Epidemiologic data were gathered using the Global Health Data Exchange query tool, covering persons of all ages with thyroid cancer in 195 countries and 21 regions from January 1, 1990, to December 31, 2017; data analysis was completed on October 1, 2019. All participants met the Global Burden of Disease Study inclusion criteria.
This analysis is particularly important because thyroid cancer is the most pervasive endocrine cancer worldwide, but the association between thyroid cancer and country, sex, age, sociodemographic index (SDI) and other factors was not adequately examined.
The researchers measured incidence, deaths and disability-adjusted life-years (DALYs) of thyroid cancer, stratifying by sex, region, country, age, and sociodemographic index.
Marked increases were registered in incident cases (169%), deaths (87%) and DALYs (75%).
Almost half of the thyroid cancer burden was noted in Southern and Eastern Asia, and a third of patients with thyroid cancer resided in countries with a high sociodemographic index.

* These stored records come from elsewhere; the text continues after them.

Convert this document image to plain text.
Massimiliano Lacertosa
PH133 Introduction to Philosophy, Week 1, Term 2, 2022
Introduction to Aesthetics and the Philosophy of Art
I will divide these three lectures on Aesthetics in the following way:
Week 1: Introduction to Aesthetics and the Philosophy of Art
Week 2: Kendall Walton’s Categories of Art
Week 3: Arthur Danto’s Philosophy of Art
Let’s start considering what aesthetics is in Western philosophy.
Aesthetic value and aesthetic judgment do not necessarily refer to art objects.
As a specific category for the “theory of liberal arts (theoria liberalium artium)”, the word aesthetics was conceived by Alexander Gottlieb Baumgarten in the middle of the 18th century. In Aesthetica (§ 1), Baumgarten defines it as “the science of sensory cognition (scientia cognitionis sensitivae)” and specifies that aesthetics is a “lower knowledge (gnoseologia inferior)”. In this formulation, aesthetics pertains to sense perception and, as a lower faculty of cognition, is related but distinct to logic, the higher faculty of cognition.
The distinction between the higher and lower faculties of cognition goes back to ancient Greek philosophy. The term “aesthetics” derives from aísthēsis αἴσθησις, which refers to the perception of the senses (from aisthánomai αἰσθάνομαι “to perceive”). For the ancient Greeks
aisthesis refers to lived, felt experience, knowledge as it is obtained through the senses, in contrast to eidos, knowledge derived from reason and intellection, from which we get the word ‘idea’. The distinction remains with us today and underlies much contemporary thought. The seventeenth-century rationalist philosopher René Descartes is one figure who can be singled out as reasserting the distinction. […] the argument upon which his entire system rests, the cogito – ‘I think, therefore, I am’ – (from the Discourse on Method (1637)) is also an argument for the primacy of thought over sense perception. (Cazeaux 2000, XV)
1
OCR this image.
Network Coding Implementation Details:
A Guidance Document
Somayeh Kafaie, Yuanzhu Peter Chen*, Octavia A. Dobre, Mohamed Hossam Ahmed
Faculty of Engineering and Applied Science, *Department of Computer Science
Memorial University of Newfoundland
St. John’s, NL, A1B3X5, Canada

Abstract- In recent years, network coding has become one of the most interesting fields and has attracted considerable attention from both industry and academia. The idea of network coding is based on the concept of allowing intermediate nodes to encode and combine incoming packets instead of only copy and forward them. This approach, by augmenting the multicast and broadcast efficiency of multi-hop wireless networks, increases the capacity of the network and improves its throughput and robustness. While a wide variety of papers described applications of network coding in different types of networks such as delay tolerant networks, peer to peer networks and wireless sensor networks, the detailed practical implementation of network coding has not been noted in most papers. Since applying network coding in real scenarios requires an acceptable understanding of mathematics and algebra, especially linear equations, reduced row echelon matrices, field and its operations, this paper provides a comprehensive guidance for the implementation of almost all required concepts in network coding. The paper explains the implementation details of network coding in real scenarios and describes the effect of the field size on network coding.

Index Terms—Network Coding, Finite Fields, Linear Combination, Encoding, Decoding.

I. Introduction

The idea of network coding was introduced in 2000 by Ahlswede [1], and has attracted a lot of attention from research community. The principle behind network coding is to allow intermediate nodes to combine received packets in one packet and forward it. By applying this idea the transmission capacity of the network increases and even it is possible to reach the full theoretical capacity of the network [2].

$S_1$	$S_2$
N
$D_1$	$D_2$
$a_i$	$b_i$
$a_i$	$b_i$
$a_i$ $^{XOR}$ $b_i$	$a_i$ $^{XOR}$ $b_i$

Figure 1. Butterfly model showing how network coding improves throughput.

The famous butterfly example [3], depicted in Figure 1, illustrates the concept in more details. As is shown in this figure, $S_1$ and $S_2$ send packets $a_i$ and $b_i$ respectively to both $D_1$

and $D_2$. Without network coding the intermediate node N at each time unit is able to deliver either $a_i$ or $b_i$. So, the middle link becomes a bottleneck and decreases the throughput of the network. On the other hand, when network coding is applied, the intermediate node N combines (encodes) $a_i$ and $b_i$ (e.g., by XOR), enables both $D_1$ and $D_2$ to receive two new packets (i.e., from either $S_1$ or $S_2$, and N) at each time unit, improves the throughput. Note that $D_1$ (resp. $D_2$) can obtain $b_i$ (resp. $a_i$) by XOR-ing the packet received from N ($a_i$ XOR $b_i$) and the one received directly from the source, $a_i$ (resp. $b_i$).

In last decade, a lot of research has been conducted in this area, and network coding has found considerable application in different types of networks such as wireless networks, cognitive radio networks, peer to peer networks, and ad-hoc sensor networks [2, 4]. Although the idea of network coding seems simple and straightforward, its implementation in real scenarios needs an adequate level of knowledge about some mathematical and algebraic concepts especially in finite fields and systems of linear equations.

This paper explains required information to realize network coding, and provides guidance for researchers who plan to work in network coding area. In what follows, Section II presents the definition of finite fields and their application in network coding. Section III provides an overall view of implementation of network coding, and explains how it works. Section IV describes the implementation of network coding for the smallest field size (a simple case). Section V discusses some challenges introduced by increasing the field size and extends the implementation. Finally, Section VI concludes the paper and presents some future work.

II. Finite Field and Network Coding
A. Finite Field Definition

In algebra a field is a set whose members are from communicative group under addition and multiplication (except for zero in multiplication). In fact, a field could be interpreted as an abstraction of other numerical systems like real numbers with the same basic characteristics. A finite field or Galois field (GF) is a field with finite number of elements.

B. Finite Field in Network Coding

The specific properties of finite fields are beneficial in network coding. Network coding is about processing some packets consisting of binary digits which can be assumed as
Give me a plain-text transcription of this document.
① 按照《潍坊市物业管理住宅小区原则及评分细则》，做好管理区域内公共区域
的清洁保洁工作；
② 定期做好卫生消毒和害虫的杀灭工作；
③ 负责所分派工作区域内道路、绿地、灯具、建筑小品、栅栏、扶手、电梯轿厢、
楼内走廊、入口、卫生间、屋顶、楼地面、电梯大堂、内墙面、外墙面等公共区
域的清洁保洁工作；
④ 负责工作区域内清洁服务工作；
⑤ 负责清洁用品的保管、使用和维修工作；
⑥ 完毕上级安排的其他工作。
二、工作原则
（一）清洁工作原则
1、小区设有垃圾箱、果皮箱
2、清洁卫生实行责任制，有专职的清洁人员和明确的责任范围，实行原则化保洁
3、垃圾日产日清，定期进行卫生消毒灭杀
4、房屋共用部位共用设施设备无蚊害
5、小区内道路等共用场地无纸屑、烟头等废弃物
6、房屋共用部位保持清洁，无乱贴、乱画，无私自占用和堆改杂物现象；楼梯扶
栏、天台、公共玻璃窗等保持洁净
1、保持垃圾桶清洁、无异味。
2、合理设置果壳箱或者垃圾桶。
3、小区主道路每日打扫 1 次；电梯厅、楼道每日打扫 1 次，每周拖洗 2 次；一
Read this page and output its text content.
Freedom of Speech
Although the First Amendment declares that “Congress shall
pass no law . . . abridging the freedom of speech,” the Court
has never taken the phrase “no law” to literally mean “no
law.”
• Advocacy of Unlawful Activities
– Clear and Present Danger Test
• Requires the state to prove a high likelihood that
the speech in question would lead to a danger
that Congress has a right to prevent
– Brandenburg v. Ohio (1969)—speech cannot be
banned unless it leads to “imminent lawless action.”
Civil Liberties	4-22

“The thyroid cancer burden was largely heterogeneous across various categories evaluated, possibly reflecting differences in the corresponding genetic and environmental risk factors, as well as levels of economic status, education, lifestyle, and access to medical screening and therapeutic care. These factors need further investigation to ascertain detailed mechanisms” Lyu and colleagues conclude. The geographic disparities may provide support for cancer health care planning and resource allocation.